Just as the human body is broken down into systems, organs and causes & effects, the hospitals in ‘De Humani Dorpus Fabrica’ also exist as living organisms. Paravel and Castaing-Taylor shoot the nurses and doctors with the same observant detachment. There is also an undiagnosed institutional sickness that permeates the corridors, wards and operating theatres. The doctors blame the nurses, the nurses blame the porters but all can agree that they are overworked and their compassion is finite. The employees of the hospital talk about their work in matter-of-fact, almost bored, terms. When spelling out unspeakable tragedies such as a 20-year-old with terminal cancer, they do so not because it is unusual but rather because it is mundane, that part of their work is being numb and accepting these human tragedies as everyday occurrences. The filmmakers make the hospital all the more surreal by uncovering the rituals they undertake to cope. The film ends with a dreamlike journey into the hospital worker’s social space, covered in obscene murals where a strict code of conduct means no medical talk exists, even if some of the attendees listening to ’80s pop are still in surgical scrubs and masks.
Outside of surgery, there are also two old women that the film returns to, taking small constitutional walks along the corridors to speed up their recoveries. But the horror of the hospital is the sense of them only postponing the inevitable. In one of the film’s most upsetting moments, it pans from these two walking women to another woman in a bed, perhaps only a few years older. She has lost the remaining faculties and lies in bed crying out in barely human squawks to no one in particular. It’s terrifying to see humanity outwardly stripped away in such a naked manner.
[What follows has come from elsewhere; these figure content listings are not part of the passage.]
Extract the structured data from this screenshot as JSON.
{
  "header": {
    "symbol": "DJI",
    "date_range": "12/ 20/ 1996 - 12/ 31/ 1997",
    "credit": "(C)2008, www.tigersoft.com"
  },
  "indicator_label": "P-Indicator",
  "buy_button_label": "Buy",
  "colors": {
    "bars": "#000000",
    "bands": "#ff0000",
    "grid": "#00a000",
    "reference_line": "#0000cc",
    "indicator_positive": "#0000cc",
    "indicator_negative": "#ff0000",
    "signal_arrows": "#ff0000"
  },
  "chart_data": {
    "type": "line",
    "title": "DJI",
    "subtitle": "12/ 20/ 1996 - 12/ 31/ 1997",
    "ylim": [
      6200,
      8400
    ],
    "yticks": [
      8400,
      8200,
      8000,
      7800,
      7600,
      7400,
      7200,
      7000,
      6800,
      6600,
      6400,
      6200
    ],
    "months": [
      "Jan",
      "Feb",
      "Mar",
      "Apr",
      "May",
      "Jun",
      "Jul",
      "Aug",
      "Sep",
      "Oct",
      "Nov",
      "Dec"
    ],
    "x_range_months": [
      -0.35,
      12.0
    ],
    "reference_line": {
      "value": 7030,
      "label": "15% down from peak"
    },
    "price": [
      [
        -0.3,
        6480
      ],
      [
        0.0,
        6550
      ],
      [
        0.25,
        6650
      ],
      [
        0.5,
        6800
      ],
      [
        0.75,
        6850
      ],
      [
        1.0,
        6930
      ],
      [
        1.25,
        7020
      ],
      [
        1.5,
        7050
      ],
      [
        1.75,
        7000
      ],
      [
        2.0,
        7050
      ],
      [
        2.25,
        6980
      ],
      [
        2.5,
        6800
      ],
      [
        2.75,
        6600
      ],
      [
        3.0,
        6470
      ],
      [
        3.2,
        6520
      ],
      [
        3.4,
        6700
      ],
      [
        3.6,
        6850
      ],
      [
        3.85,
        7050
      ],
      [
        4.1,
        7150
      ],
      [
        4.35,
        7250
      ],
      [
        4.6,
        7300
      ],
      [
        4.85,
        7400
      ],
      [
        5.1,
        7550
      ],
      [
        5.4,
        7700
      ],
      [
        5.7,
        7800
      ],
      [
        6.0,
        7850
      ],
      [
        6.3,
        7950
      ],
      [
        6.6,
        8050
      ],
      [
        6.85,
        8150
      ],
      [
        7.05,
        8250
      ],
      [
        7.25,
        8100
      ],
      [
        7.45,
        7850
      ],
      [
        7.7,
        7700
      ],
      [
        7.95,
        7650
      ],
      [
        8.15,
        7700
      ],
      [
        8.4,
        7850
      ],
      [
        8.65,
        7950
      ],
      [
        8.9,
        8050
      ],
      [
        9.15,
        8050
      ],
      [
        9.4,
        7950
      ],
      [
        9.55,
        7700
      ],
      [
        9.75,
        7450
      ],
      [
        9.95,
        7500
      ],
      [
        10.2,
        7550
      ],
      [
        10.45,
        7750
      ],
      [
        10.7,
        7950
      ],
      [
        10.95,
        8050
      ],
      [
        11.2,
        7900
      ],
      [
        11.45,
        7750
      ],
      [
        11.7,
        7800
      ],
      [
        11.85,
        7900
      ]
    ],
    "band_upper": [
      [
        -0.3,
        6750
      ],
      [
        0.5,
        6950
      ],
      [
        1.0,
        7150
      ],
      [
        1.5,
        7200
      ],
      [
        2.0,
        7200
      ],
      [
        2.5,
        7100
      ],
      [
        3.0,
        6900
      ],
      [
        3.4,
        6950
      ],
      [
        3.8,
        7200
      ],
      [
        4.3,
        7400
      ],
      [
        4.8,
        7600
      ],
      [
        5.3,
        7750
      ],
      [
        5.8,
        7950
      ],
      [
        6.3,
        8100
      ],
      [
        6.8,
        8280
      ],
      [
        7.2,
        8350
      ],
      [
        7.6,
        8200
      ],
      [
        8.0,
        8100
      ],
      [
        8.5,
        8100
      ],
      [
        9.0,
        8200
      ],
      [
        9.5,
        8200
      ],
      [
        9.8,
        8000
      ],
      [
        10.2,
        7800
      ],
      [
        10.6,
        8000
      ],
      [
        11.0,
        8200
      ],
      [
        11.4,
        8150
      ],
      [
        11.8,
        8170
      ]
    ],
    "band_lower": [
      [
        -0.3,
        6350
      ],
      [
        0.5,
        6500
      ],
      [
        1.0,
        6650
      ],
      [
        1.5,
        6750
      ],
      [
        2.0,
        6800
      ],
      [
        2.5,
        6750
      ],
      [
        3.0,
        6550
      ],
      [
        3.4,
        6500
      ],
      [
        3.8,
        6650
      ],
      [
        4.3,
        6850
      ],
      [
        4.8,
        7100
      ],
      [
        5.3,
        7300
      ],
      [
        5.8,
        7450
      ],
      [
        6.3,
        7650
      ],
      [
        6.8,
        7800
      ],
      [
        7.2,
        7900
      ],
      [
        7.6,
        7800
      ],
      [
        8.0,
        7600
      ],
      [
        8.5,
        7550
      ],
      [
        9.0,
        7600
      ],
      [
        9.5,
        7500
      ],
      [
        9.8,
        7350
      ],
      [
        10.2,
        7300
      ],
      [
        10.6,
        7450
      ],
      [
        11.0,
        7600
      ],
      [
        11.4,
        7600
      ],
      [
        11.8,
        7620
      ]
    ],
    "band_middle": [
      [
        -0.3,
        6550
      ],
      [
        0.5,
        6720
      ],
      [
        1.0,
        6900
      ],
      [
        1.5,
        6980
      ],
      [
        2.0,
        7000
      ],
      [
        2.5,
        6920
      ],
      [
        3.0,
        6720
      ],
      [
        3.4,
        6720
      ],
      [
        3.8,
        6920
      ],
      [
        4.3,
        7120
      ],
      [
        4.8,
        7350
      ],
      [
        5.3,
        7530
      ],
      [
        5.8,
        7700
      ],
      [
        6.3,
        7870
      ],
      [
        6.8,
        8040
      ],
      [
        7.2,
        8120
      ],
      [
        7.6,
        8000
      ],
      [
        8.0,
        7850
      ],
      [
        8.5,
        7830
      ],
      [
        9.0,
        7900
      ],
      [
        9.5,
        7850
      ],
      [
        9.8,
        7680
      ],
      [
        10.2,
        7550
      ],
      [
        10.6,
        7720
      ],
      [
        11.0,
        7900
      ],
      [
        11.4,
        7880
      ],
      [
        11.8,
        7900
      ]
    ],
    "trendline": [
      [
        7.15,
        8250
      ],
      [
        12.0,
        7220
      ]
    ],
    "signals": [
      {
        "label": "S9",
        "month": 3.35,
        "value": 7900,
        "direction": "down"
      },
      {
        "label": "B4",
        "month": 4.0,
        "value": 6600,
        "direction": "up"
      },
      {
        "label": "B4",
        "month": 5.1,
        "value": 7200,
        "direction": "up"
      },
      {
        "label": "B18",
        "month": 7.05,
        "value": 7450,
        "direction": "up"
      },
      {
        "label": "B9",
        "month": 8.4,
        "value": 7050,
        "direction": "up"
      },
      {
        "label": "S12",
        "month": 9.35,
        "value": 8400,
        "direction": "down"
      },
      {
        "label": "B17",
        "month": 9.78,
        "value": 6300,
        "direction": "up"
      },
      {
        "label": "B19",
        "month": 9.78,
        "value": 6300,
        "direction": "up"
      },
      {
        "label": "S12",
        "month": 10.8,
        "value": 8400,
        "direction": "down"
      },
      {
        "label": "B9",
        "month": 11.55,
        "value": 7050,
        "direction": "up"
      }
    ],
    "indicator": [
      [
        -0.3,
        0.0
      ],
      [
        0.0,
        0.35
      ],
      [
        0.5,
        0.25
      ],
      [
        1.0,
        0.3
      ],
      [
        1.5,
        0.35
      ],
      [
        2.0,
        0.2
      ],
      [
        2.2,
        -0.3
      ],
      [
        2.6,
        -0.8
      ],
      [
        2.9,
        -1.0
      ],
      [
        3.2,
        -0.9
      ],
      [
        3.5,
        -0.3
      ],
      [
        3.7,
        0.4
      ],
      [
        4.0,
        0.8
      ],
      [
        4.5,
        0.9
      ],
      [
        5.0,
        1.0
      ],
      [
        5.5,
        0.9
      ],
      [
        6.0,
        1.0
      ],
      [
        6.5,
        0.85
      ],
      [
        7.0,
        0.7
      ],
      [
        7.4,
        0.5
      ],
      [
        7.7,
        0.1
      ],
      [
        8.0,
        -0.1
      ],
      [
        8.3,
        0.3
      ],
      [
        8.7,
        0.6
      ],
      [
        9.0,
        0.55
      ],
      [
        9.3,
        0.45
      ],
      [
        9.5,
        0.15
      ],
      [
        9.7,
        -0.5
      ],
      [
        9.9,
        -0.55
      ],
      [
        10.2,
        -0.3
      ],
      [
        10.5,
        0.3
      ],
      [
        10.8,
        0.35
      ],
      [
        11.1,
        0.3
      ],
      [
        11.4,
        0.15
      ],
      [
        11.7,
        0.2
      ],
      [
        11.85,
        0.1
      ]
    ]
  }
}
A parallel soon follows with a baby being born by emergency cesarean section. The baby, smeared in vernix and with its eyes determinedly closed, radiates bewitching purity but in this spaces of broken organs and failing bodies it’s hard to not feel terrified for the life ahead of it, particularly when its cries begin to sound uncannily like the woman spending her final days alone in bed. As much as the new technology that prolongs our lives, and makes a film like ‘De Humani Dorpus Fabrica’ possible exists, there is a devastating truth about the vulnerability of the flesh that lingers.
‘De Humani Dorpus Fabrica’ premiered at the 2022 Cannes Film Festival as part of Director’s Fortnight.